Nous avons subi 4 cambriolages en 24 heures.

Vous avez un commentaire par rapport à ce qu’il s’est passé à Mâcon ?

Explication : à Mâcon, dans la nuit de lundi à mardi, un établissement des Restos du Cœur a été cambriolé. Les voleurs ont dérobé d’importantes quantités de pâtes, surgelés, conserves et laits pour bébé.

Effectivement, nous avons été choqués par les vols que nous avons subis. Nous avons subi 4 cambriolages en 24 heures, ce qui est une situation complètement inédite pour nous. Elle est bien entendue totalement inacceptable et nous espérons qu’elle ne sera que ponctuelle. On la suit au jour le jour. Hier, nous avons néanmoins écrit directement au ministre de l’Intérieur pour l’informer de la situation. Nous lui avons également demandé si les forces de police pouvaient porter une attention particulière à la sécurité de nos sites. En fonction de l’évolution de la situation, si les cambriolages perdurent, nous n’excluons de faire appel à des sociétés de surveillance, ce qui n’est pas le cas aujourd’hui.

Quelles ont été les autres villes touchées ?

Je ne connais pas les villes précises. Nous avons eu des cas dans les Pyrénées-Orientales, en Seine-et-Marne, en Haute-Saône et donc à Mâcon.

Notre objectif prioritaire dans les jours et semaines à venir, c’est vraiment de recruter des forces vives.

Comment les français peuvent-ils vous venir en aide en ces périodes difficiles ?

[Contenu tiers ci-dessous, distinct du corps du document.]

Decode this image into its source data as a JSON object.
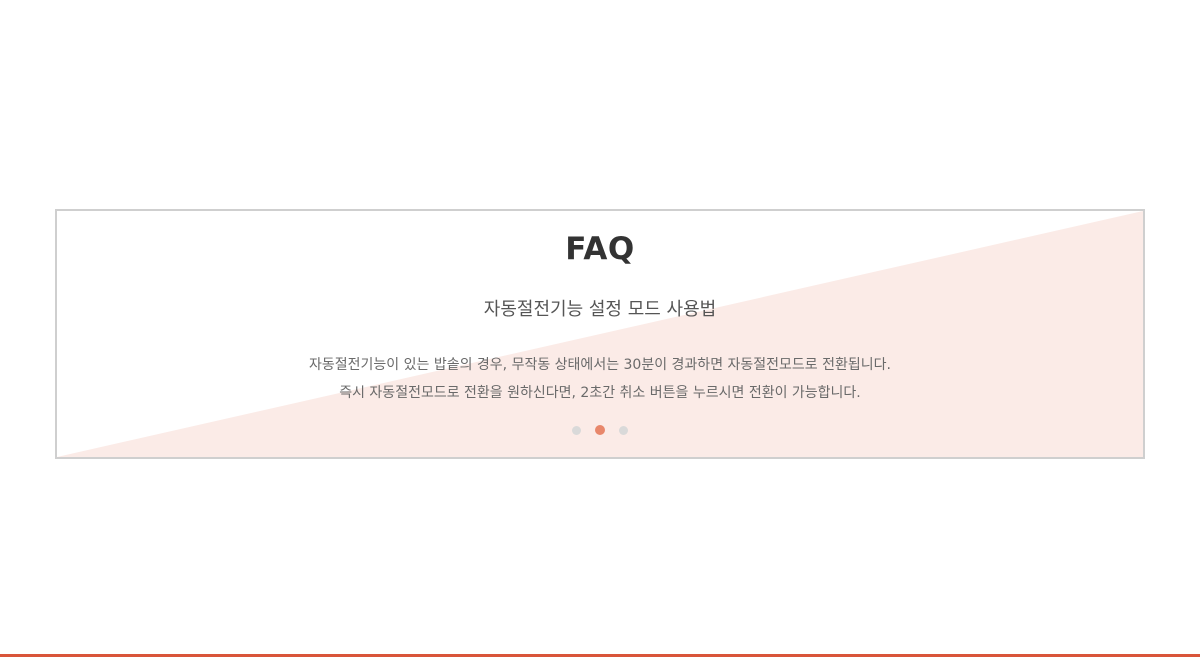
{
  "faq": {
    "title": "FAQ",
    "subtitle": "자동절전기능 설정 모드 사용법",
    "lines": [
      "자동절전기능이 있는 밥솥의 경우, 무작동 상태에서는 30분이 경과하면 자동절전모드로 전환됩니다.",
      "즉시 자동절전모드로 전환을 원하신다면, 2초간 취소 버튼을 누르시면 전환이 가능합니다."
    ],
    "pager": {
      "total": 3,
      "active_index": 1
    }
  },
  "colors": {
    "accent": "#e8876b",
    "diagonal_fill": "#fbebe7",
    "bottom_bar": "#d9553a",
    "border": "#cfcfcf"
  }
}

Priorité numéro 1 : le bénévolat. Nous avons vraiment besoin, aujourd’hui, de bénévoles pour compenser ceux qui ont dépassé les 70 ans. Nous allons complètement restructurer nos missions et modes d’interventions. Ce seront des missions de manutention, de transport de denrées, de préparation de colis, de distribution alimentaire. Ce sont des choses extrêmement simples à faire, ne nécessitant pas de savoir-faire ou d’expertise particulière. Bien entendu, ces nouveaux bénévoles seront encadrés par les bénévoles Restos qui nous restent fidèles et qui sont complètement engagés, dès lors qu’ils ne sont pas en situation difficile d’un point de vue de leur santé. Notre objectif prioritaire dans les jours et semaines à venir, c’est vraiment de recruter des forces vives.

Avez-vous des craintes ?

Notre principale crainte aujourd’hui, c’est qu’il y ait un élan très fort de la part de la population de devenir bénévole, et qu’ils soient étonnés que nous ne leur répondons pas dans l’heure ou la journée qui vient. Actuellement, nous sommes complètement en train de revoir notre dispositif de distribution. Nous allons vivre au jour le jour et ils ne seront pas recontactés systématiquement et rapidement. Nous essaierons de recontacter systématiquement, mais nous ne voudrions pas créer la désillusion. Si nous ne les recontactons pas, c’est que l’on doit gérer l’hyper-urgence ou bien car là où ils sont localisés nous n’auront malheureusement pas les moyens de redémarrer notre activité. Nous ne serons sûrement pas capables de rouvrir nos 2000 centres de distribution dans les semaines qui viennent. Mais nous allons faire le maximum pour assurer un maillage de territoire le plus large possible.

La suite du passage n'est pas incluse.